My gaze followed Luna’s intent, zeroing in on a small, almost imperceptible crack at the base of the violin. It wasn’t a recent break; the wood around it looked aged, worn, as if it had been there for decades. My stomach lurched. Dad always said the violin held secrets, that its wood remembered every note, every emotion. Was this some kind of…escape? She nudged at the crack with her nose, then resumed shredding the strings with renewed fervor, as if she knew precisely what she was doing. A low, guttural growl rumbled in her chest, a sound I’d never associated with Luna; it was the sound of something primal, something hungry. I took a hesitant step forward, reaching out a hand, but she hissed, a venomous sound that sent a shiver down my spine. The air suddenly grew cold, a preternatural chill that settled deep within my bones, and I saw it then: something shimmering, iridescent, barely visible, flickering just beyond the crack. It pulsed with an unnatural light, drawing Luna into its destructive dance.

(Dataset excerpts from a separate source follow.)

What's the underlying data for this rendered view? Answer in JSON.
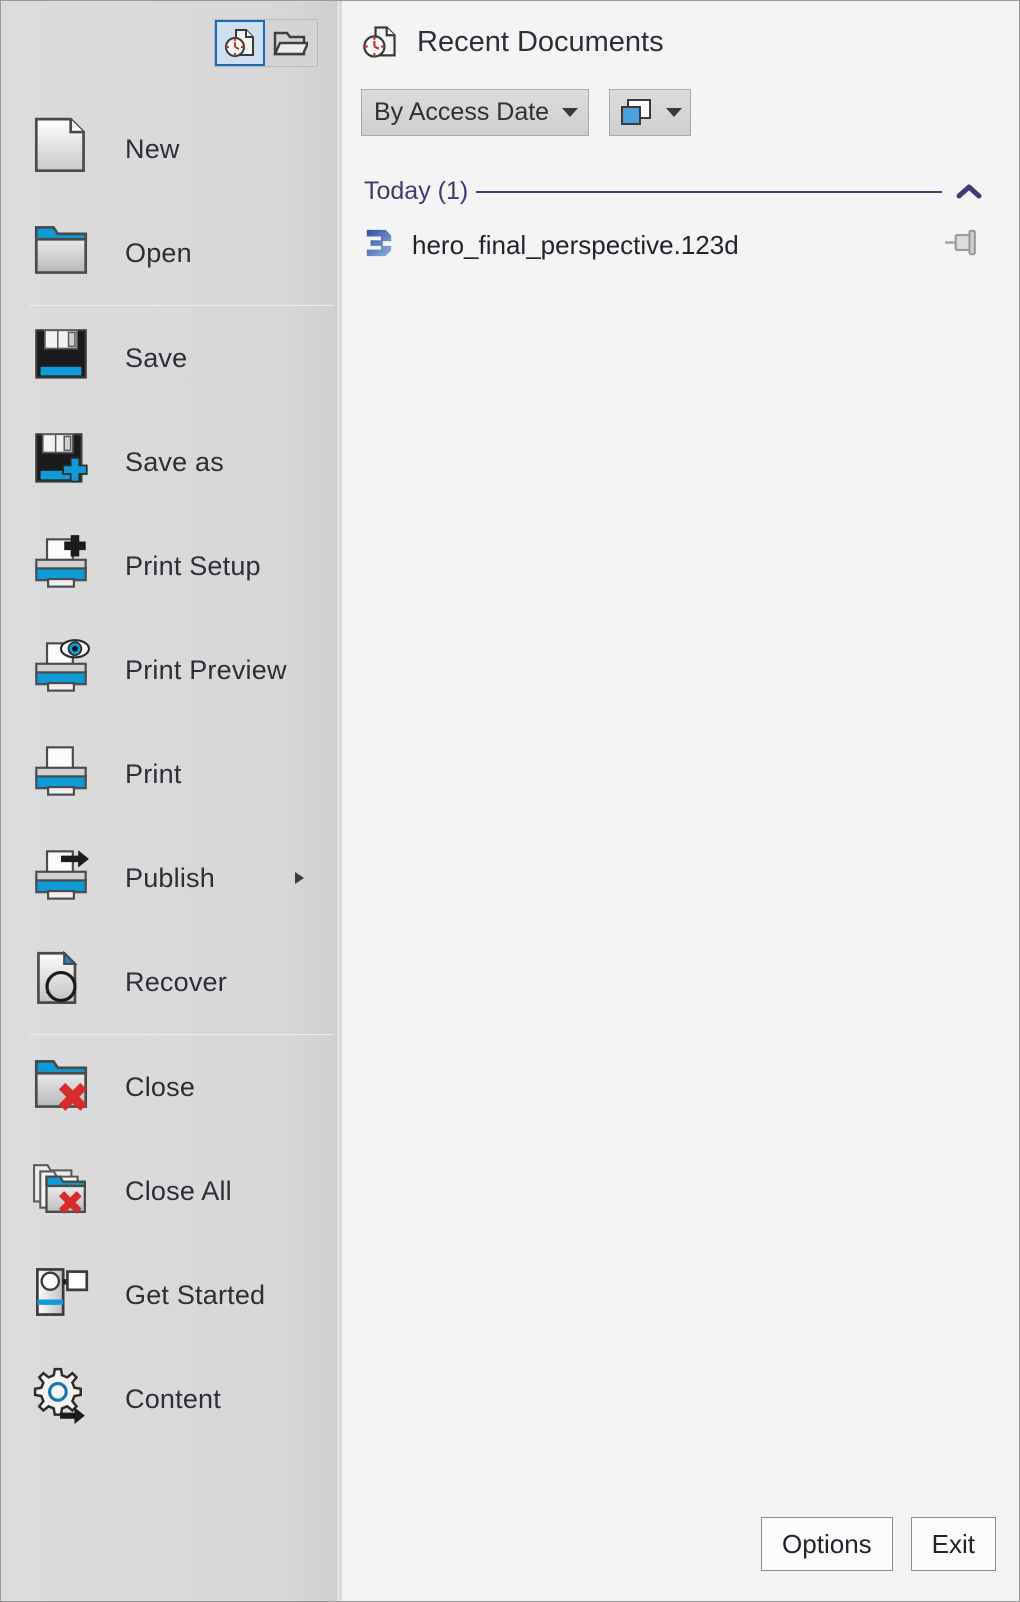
{
  "window": {
    "background": "#d9d9d9",
    "panel_background": "#f4f4f4",
    "accent": "#1a6bbd",
    "group_color": "#3c3c6e"
  },
  "tabs": [
    {
      "name": "recent-documents-tab",
      "icon": "recent-documents-icon",
      "selected": true
    },
    {
      "name": "open-documents-tab",
      "icon": "open-folder-icon",
      "selected": false
    }
  ],
  "menu": {
    "items": [
      {
        "label": "New",
        "icon": "new-document-icon",
        "submenu": false,
        "separator_after": false
      },
      {
        "label": "Open",
        "icon": "open-folder-icon",
        "submenu": false,
        "separator_after": true
      },
      {
        "label": "Save",
        "icon": "floppy-disk-icon",
        "submenu": false,
        "separator_after": false
      },
      {
        "label": "Save as",
        "icon": "floppy-disk-plus-icon",
        "submenu": false,
        "separator_after": false
      },
      {
        "label": "Print Setup",
        "icon": "printer-plus-icon",
        "submenu": false,
        "separator_after": false
      },
      {
        "label": "Print Preview",
        "icon": "printer-eye-icon",
        "submenu": false,
        "separator_after": false
      },
      {
        "label": "Print",
        "icon": "printer-icon",
        "submenu": false,
        "separator_after": false
      },
      {
        "label": "Publish",
        "icon": "printer-arrow-icon",
        "submenu": true,
        "separator_after": false
      },
      {
        "label": "Recover",
        "icon": "document-recover-icon",
        "submenu": false,
        "separator_after": true
      },
      {
        "label": "Close",
        "icon": "folder-close-icon",
        "submenu": false,
        "separator_after": false
      },
      {
        "label": "Close All",
        "icon": "folders-close-icon",
        "submenu": false,
        "separator_after": false
      },
      {
        "label": "Get Started",
        "icon": "projector-icon",
        "submenu": false,
        "separator_after": false
      },
      {
        "label": "Content",
        "icon": "gear-arrow-icon",
        "submenu": false,
        "separator_after": false
      }
    ]
  },
  "recent": {
    "title": "Recent Documents",
    "title_icon": "recent-documents-icon",
    "sort": {
      "selected": "By Access Date",
      "icon": "chevron-down-icon"
    },
    "grouping": {
      "icon": "window-group-icon",
      "caret": "chevron-down-icon"
    },
    "group": {
      "label": "Today (1)",
      "collapse_icon": "chevron-up-icon",
      "expanded": true
    },
    "files": [
      {
        "name": "hero_final_perspective.123d",
        "icon": "123d-file-icon",
        "pin_icon": "pin-icon",
        "pinned": false
      }
    ]
  },
  "footer": {
    "options_label": "Options",
    "exit_label": "Exit"
  }
}
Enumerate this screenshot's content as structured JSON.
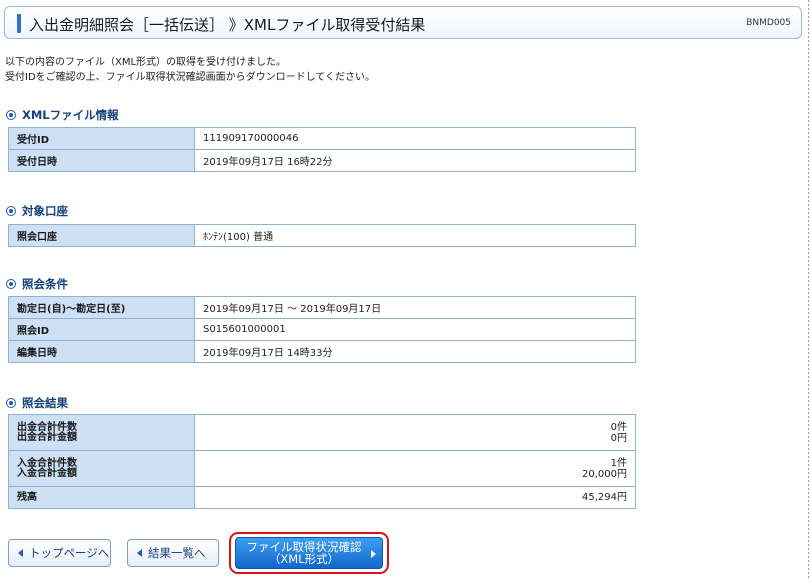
{
  "header": {
    "title": "入出金明細照会［一括伝送］ 》XMLファイル取得受付結果",
    "screen_id": "BNMD005"
  },
  "intro": {
    "line1": "以下の内容のファイル（XML形式）の取得を受け付けました。",
    "line2": "受付IDをご確認の上、ファイル取得状況確認画面からダウンロードしてください。"
  },
  "xml_info": {
    "heading": "XMLファイル情報",
    "rows": [
      {
        "label": "受付ID",
        "value": "111909170000046"
      },
      {
        "label": "受付日時",
        "value": "2019年09月17日 16時22分"
      }
    ]
  },
  "account": {
    "heading": "対象口座",
    "rows": [
      {
        "label": "照会口座",
        "value": "ﾎﾝﾃﾝ(100) 普通"
      }
    ]
  },
  "conditions": {
    "heading": "照会条件",
    "rows": [
      {
        "label": "勘定日(自)～勘定日(至)",
        "value": "2019年09月17日 ～ 2019年09月17日"
      },
      {
        "label": "照会ID",
        "value": "S015601000001"
      },
      {
        "label": "編集日時",
        "value": "2019年09月17日 14時33分"
      }
    ]
  },
  "results": {
    "heading": "照会結果",
    "rows": [
      {
        "label1": "出金合計件数",
        "label2": "出金合計金額",
        "value1": "0件",
        "value2": "0円"
      },
      {
        "label1": "入金合計件数",
        "label2": "入金合計金額",
        "value1": "1件",
        "value2": "20,000円"
      }
    ],
    "balance_label": "残高",
    "balance_value": "45,294円"
  },
  "buttons": {
    "top": "トップページへ",
    "list": "結果一覧へ",
    "confirm_line1": "ファイル取得状況確認",
    "confirm_line2": "（XML形式）"
  }
}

I lunged, desperate to stop her, to save both the violin and, more importantly, my cat from whatever malevolent force was at play. But as my hand closed on her fur, I felt a tug, a pull—a sensation of being drawn into something vast and unknowable. The room seemed to spin, the shadows deepening, and the scent of decay intensified, now mixed with the sweet, cloying fragrance of something…otherworldly. Just as I was about to be sucked in myself, Luna, with a final, desperate swipe, tore through the last string, and vanished.

Ending:

The attic was silent, save for the frantic beating of my own heart. The crack in the violin glowed for a moment longer, then faded, leaving only a splintered husk and a lingering scent of the unknown. I was left with the haunting echo of Luna’s growl and the unsettling certainty that my beloved pet, and perhaps a part of our family history, was gone—swallowed by a secret the violin had been holding for far too long. I knew, with a bone-deep certainty, that I would never find her, and Dad, when he came up to find his beloved violin in pieces, would never understand what had become of his cat.